WF: You're a premier historian of science, respected, influential, articulate, good-humored, don't worry, I'm going somewhere with this...namely, what does a book about the weather contribute to our understanding of the history of science?
JG: I think of it as a combination of history of science with cultural history. I didn't set out to trace the origins and growth of a science of weather, but to place scientific practices like record-keeping and the use of instruments in their cultural context.

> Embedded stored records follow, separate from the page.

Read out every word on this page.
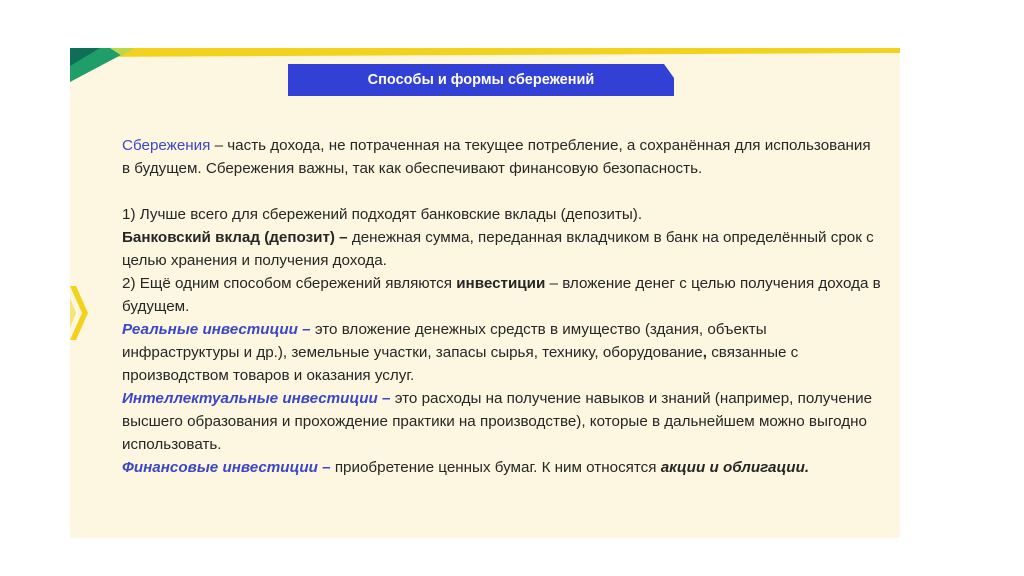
Способы и формы сбережений

Сбережения – часть дохода, не потраченная на текущее потребление, а сохранённая для использования в будущем. Сбережения важны, так как обеспечивают финансовую безопасность.

1) Лучше всего для сбережений подходят банковские вклады (депозиты).

Банковский вклад (депозит) – денежная сумма, переданная вкладчиком в банк на определённый срок с целью хранения и получения дохода.

2) Ещё одним способом сбережений являются инвестиции – вложение денег с целью получения дохода в будущем.

Реальные инвестиции – это вложение денежных средств в имущество (здания, объекты инфраструктуры и др.), земельные участки, запасы сырья, технику, оборудование, связанные с производством товаров и оказания услуг.

Интеллектуальные инвестиции – это расходы на получение навыков и знаний (например, получение высшего образования и прохождение практики на производстве), которые в дальнейшем можно выгодно использовать.

Финансовые инвестиции – приобретение ценных бумаг. К ним относятся акции и облигации.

So, I suppose it contributes to the way we can understand science as a set of practices and beliefs that has developed in specific historical settings.
WF: Alternatively, what has the study of the history of science in recent years offered you so you could write this book?

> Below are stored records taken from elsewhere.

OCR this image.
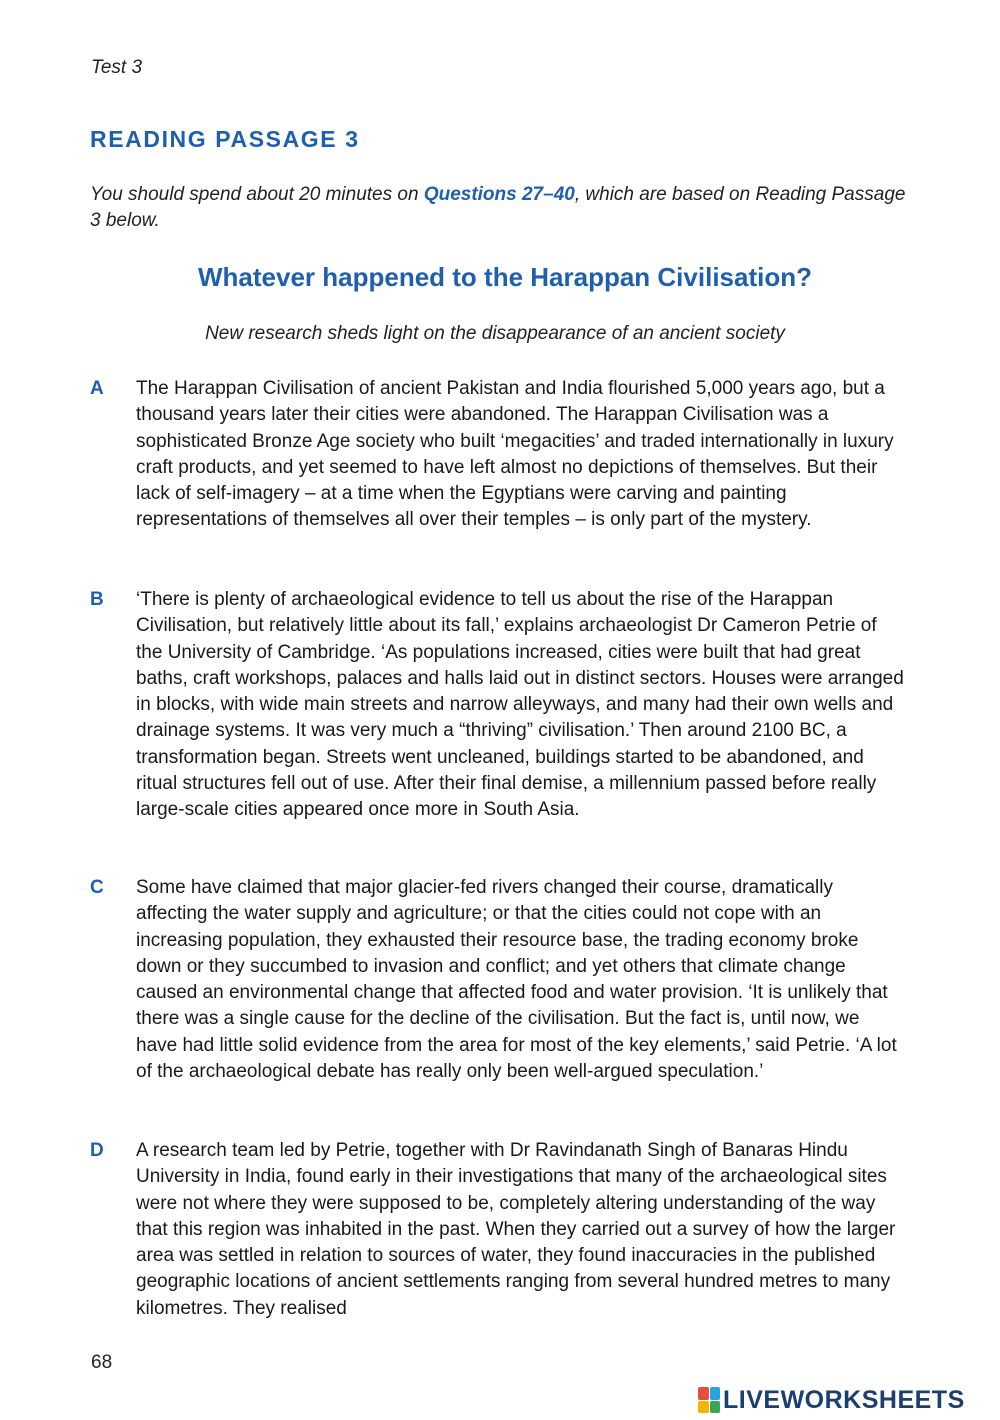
Test 3
READING PASSAGE 3
You should spend about 20 minutes on Questions 27–40, which are based on Reading Passage 3 below.
Whatever happened to the Harappan Civilisation?
New research sheds light on the disappearance of an ancient society
A The Harappan Civilisation of ancient Pakistan and India flourished 5,000 years ago, but a thousand years later their cities were abandoned. The Harappan Civilisation was a sophisticated Bronze Age society who built ‘megacities’ and traded internationally in luxury craft products, and yet seemed to have left almost no depictions of themselves. But their lack of self-imagery – at a time when the Egyptians were carving and painting representations of themselves all over their temples – is only part of the mystery.
B ‘There is plenty of archaeological evidence to tell us about the rise of the Harappan Civilisation, but relatively little about its fall,’ explains archaeologist Dr Cameron Petrie of the University of Cambridge. ‘As populations increased, cities were built that had great baths, craft workshops, palaces and halls laid out in distinct sectors. Houses were arranged in blocks, with wide main streets and narrow alleyways, and many had their own wells and drainage systems. It was very much a “thriving” civilisation.’ Then around 2100 BC, a transformation began. Streets went uncleaned, buildings started to be abandoned, and ritual structures fell out of use. After their final demise, a millennium passed before really large-scale cities appeared once more in South Asia.
C Some have claimed that major glacier-fed rivers changed their course, dramatically affecting the water supply and agriculture; or that the cities could not cope with an increasing population, they exhausted their resource base, the trading economy broke down or they succumbed to invasion and conflict; and yet others that climate change caused an environmental change that affected food and water provision. ‘It is unlikely that there was a single cause for the decline of the civilisation. But the fact is, until now, we have had little solid evidence from the area for most of the key elements,’ said Petrie. ‘A lot of the archaeological debate has really only been well-argued speculation.’
D A research team led by Petrie, together with Dr Ravindanath Singh of Banaras Hindu University in India, found early in their investigations that many of the archaeological sites were not where they were supposed to be, completely altering understanding of the way that this region was inhabited in the past. When they carried out a survey of how the larger area was settled in relation to sources of water, they found inaccuracies in the published geographic locations of ancient settlements ranging from several hundred metres to many kilometres. They realised
68
LIVEWORKSHEETS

JG: Recent history of science has tended to focus a lot on the practices of science and tried to place them in their historical contexts, whereas an older approach emphasized ideas largely in isolation from context. I have certainly learned from the new approaches. On the other hand, as I say, I wasn't studying just the science of weather, but a whole range of attitudes, assumptions, and beliefs about it.
WF: Beyond the easy answer of "I'm a British historian," why British weather? Not Dutch or Spanish or Leichtensteinian? Is the story there more rich or meaningful?

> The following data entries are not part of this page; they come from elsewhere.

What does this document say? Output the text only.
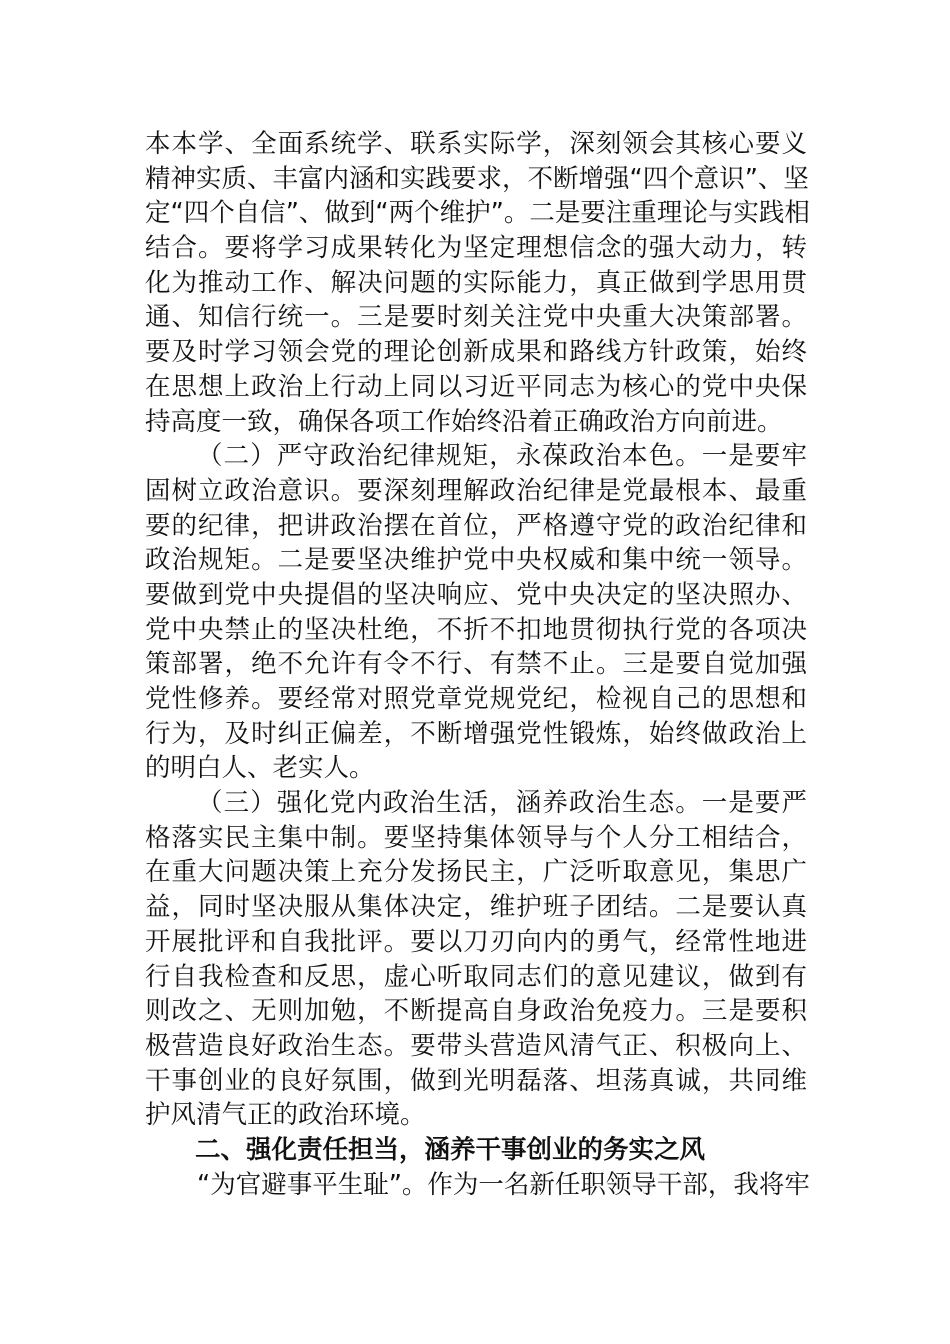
本本学、全面系统学、联系实际学，深刻领会其核心要义
精神实质、丰富内涵和实践要求，不断增强“四个意识”、坚
定“四个自信”、做到“两个维护”。二是要注重理论与实践相
结合。要将学习成果转化为坚定理想信念的强大动力，转
化为推动工作、解决问题的实际能力，真正做到学思用贯
通、知信行统一。三是要时刻关注党中央重大决策部署。
要及时学习领会党的理论创新成果和路线方针政策，始终
在思想上政治上行动上同以习近平同志为核心的党中央保
持高度一致，确保各项工作始终沿着正确政治方向前进。
（二）严守政治纪律规矩，永葆政治本色。一是要牢
固树立政治意识。要深刻理解政治纪律是党最根本、最重
要的纪律，把讲政治摆在首位，严格遵守党的政治纪律和
政治规矩。二是要坚决维护党中央权威和集中统一领导。
要做到党中央提倡的坚决响应、党中央决定的坚决照办、
党中央禁止的坚决杜绝，不折不扣地贯彻执行党的各项决
策部署，绝不允许有令不行、有禁不止。三是要自觉加强
党性修养。要经常对照党章党规党纪，检视自己的思想和
行为，及时纠正偏差，不断增强党性锻炼，始终做政治上
的明白人、老实人。
（三）强化党内政治生活，涵养政治生态。一是要严
格落实民主集中制。要坚持集体领导与个人分工相结合，
在重大问题决策上充分发扬民主，广泛听取意见，集思广
益，同时坚决服从集体决定，维护班子团结。二是要认真
开展批评和自我批评。要以刀刃向内的勇气，经常性地进
行自我检查和反思，虚心听取同志们的意见建议，做到有
则改之、无则加勉，不断提高自身政治免疫力。三是要积
极营造良好政治生态。要带头营造风清气正、积极向上、
干事创业的良好氛围，做到光明磊落、坦荡真诚，共同维
护风清气正的政治环境。
二、强化责任担当，涵养干事创业的务实之风
“为官避事平生耻”。作为一名新任职领导干部，我将牢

JG: I think the British do have a special relationship with their weather. They inhabit an island in the North Atlantic that gets most of its weather from the ocean, which makes it rainy and changeable. The weather features a lot in British conversation and proverbs; and I think they feel it has shaped their character as a nation. I argue that in a sense it has, at least insofar as prevailing notions about the British weather took root in the culture at the same time as the sense of national identity was forged. Eighteenth-century British people thought their weather was an asset to their agricultural productivity, their commerce, their emotional equanimity, and their health. They thought it made them civilized, no less.
WF: The notion of "climate" of course has cultural and meteorological meaning (or, as you note, is it both cultural and natural). What was it about the British cultural climate that lent itself to talking and studying the weather?
JG: Obviously, my title puns on the ambiguity of the word "climate." I try to show how the eighteenth-century Enlightenment explored the physical climate and its influence on human life. Thinkers of the time investigated how the weather affected people's mood and health, and how it shaped the prospects for the historical development of civilization in particular places. At the same time, the cultural "climate" of the Enlightenment inclined people to regard the weather in new ways: as ultimately regular and perhaps even predictable.
WF: I've learned a great deal about the Enlightenment and science from your prior work. How does this draw from and then add to recent studies in that area?
JG: I tried to show how a focus on weather and climate could present a face of the Enlightenment that historians have not always recognized. When unusual weather events occurred, it was hard for eighteenth-century intellectuals to sustain their optimism about the progress of science and reason. And many of them understood that human lives were intimately shaped by the natural forces of climate. When it came to the weather, enlightened thinkers confronted the limits of what human rationality could accomplish.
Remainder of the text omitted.